Deployed Resources & Cost Estimates

This page answers the two questions operators always ask before approving an AI Landing Zone deployment:

What does this template actually deploy? — every resource, broken down by always-on baseline, default-on (toggleable), BYO-capable, and opt-in add-on.
What will it cost? — an order-of-magnitude monthly estimate for three common scenarios, with the variable (token / call / data) drivers called out separately.

Cost figures are estimates, not a quote

All numbers here are USD/month, East US 2 PAYG retail pricing, as of 2026-05-29, with empty data and a quiet workload (~1 user). Your bill will vary with region, currency, EA/MCA discounts, reserved capacity, autoscale behavior, data volumes, model token consumption, AI Search index size, and Application Gateway capacity units. Always validate with the Azure Pricing Calculator before committing.

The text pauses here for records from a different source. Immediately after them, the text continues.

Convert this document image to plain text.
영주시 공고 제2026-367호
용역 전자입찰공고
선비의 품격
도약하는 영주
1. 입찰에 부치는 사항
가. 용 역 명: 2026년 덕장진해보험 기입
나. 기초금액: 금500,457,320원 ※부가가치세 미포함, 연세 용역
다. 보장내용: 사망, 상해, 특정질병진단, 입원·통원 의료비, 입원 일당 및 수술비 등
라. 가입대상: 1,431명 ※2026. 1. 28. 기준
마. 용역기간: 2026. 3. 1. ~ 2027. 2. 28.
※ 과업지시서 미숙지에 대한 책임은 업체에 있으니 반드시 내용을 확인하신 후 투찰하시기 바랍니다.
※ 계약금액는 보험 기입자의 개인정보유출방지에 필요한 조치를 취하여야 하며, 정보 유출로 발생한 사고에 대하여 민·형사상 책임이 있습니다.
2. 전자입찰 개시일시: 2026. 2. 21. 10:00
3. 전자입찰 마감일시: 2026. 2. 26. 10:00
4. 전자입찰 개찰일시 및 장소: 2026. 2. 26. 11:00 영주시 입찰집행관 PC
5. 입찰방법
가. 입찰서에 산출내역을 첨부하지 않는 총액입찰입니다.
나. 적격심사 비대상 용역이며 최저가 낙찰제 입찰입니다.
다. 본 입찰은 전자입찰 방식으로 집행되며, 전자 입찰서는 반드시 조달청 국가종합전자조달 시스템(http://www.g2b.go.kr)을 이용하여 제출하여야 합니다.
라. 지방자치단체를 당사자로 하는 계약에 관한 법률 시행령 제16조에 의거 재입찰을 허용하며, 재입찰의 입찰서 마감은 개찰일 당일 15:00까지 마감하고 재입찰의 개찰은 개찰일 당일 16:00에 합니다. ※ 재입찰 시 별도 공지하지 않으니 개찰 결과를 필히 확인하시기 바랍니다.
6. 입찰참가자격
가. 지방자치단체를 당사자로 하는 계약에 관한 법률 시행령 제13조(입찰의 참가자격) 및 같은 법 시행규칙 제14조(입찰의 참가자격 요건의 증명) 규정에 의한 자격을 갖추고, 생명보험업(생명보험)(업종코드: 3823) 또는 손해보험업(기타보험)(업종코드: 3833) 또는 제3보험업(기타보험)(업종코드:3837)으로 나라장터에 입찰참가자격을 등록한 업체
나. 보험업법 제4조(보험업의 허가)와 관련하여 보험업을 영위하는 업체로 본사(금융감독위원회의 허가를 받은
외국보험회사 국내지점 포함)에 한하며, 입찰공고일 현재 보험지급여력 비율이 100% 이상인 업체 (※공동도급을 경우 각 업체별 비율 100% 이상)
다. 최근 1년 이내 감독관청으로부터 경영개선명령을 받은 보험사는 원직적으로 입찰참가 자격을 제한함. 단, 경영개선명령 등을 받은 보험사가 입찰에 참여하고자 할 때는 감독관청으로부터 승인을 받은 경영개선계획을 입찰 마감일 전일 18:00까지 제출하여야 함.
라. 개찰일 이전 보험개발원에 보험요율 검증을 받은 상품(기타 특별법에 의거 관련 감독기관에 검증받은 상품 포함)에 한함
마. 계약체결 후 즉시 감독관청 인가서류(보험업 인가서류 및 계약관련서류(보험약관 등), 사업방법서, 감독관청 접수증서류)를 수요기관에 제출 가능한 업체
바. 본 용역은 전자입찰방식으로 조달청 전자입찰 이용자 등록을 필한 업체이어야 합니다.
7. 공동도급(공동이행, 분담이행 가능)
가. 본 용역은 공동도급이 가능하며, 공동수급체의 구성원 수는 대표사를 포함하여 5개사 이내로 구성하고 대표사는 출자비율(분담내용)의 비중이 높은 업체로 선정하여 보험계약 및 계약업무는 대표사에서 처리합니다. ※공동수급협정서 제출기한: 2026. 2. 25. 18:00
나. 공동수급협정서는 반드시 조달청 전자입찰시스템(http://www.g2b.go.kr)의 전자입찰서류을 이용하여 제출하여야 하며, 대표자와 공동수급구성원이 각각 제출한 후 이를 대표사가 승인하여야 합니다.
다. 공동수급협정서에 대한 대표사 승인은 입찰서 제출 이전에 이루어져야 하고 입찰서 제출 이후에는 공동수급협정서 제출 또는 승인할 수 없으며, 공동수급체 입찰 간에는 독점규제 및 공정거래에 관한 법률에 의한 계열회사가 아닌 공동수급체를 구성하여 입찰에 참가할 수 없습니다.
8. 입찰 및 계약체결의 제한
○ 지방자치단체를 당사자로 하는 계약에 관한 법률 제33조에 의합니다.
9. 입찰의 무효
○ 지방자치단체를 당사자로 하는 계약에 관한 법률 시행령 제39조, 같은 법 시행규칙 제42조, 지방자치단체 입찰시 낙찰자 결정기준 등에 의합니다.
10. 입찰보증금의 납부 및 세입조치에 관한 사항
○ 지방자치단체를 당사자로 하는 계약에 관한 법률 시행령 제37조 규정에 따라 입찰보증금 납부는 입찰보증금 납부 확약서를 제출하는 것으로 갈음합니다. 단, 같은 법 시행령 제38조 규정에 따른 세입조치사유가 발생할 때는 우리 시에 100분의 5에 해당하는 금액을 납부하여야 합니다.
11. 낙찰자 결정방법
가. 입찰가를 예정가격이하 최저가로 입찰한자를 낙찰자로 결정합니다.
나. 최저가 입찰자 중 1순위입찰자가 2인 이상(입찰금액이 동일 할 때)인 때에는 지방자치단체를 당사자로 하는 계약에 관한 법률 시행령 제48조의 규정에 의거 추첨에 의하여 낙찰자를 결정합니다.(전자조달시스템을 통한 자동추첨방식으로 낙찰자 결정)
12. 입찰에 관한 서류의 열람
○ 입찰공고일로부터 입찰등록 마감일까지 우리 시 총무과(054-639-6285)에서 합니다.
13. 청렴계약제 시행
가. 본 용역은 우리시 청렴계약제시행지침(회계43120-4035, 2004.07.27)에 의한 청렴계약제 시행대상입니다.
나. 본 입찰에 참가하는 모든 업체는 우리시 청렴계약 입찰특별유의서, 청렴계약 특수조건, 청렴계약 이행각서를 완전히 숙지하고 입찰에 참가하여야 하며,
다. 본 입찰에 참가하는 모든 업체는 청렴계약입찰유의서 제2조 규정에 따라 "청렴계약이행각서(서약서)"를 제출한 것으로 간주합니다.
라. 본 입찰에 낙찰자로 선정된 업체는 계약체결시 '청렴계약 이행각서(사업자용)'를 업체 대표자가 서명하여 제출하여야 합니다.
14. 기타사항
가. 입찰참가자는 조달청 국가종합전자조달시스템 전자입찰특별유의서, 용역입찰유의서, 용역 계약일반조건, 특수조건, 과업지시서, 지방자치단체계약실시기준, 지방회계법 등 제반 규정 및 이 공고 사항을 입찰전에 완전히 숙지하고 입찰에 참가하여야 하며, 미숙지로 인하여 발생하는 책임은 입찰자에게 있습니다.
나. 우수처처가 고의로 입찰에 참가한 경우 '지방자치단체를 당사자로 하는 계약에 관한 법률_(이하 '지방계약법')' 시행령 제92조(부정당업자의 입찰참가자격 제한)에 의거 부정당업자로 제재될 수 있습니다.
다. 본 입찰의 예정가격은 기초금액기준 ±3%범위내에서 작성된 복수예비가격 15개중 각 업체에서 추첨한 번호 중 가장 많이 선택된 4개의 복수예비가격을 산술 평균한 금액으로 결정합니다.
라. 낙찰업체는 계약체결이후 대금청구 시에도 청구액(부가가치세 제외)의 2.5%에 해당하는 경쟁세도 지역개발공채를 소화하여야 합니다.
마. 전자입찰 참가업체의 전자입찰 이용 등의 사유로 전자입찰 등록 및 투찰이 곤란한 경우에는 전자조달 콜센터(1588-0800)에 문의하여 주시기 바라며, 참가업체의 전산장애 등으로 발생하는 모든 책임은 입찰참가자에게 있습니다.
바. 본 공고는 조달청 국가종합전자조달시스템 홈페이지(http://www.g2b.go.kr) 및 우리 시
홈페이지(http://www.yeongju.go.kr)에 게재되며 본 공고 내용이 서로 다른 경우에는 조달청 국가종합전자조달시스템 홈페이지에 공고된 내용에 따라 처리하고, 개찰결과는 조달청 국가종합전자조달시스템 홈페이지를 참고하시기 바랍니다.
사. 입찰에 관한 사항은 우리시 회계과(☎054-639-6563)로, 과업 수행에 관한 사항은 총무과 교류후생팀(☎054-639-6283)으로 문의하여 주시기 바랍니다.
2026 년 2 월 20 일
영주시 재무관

The "Standard Agent Setup" gotcha — read this first

By default the landing zone deploys AI Foundry with the Standard Agent Setup (deployAiFoundry=true + deployAfProject=true + deployAAfAgentSvc=true). The Agent Service requires its own data plane, so when this combination is on the template provisions a second, dedicated set of supporting resources just for Foundry:

Resource family	Default count when Agent Service is enabled	Why
Azure AI Search	2 — one for Foundry agents, one for the workload	Agent Service stores agent state, thread embeddings, and tool indices in its own Search service so workload index churn never affects agents
Storage account	2 — one for Foundry artifacts, one for workload blobs	Agent files, run outputs, and Foundry connections live in the Foundry-owned account
Cosmos DB account	2 — one for Foundry agent threads/state, one for workload documents	Foundry-owned account holds thread/run/message documents
Key Vault	2 — one for workload secrets, one for the jumpbox VM (ZT only)	`deployVmKeyVault=true` is on by default

How to opt out of the duplicate Foundry data plane

Bring your own — set aiSearchResourceId, aiFoundryStorageAccountResourceId, and aiFoundryCosmosDBAccountResourceId to existing resource IDs of a dedicated Foundry-only trio that belongs exclusively to this Foundry instance. Don't share the Agent Service data plane with the workload or with other Foundry instances — only use BYO to reattach a trio already provisioned out-of-band for this same Foundry.
Disable the Agent Service — set deployAAfAgentSvc=false (and optionally deployAfProject=false). The Foundry account stays, but the second Search / Storage / Cosmos are not created. Use this when you only need model deployments and don't use Foundry agents.
Foundry AI Search defaults to 1 partition × 1 replica (lowered from 3 replicas in v2.0.5; see CHANGELOG) — scale it back up to 3 replicas in-place if you need Azure AI Search's read/write SLA.

What gets deployed

The deployment is composed in five layers. Every box below maps to a real deploy* flag in main.parameters.json, so any of them can be toggled independently — the layers are purely a presentation aid.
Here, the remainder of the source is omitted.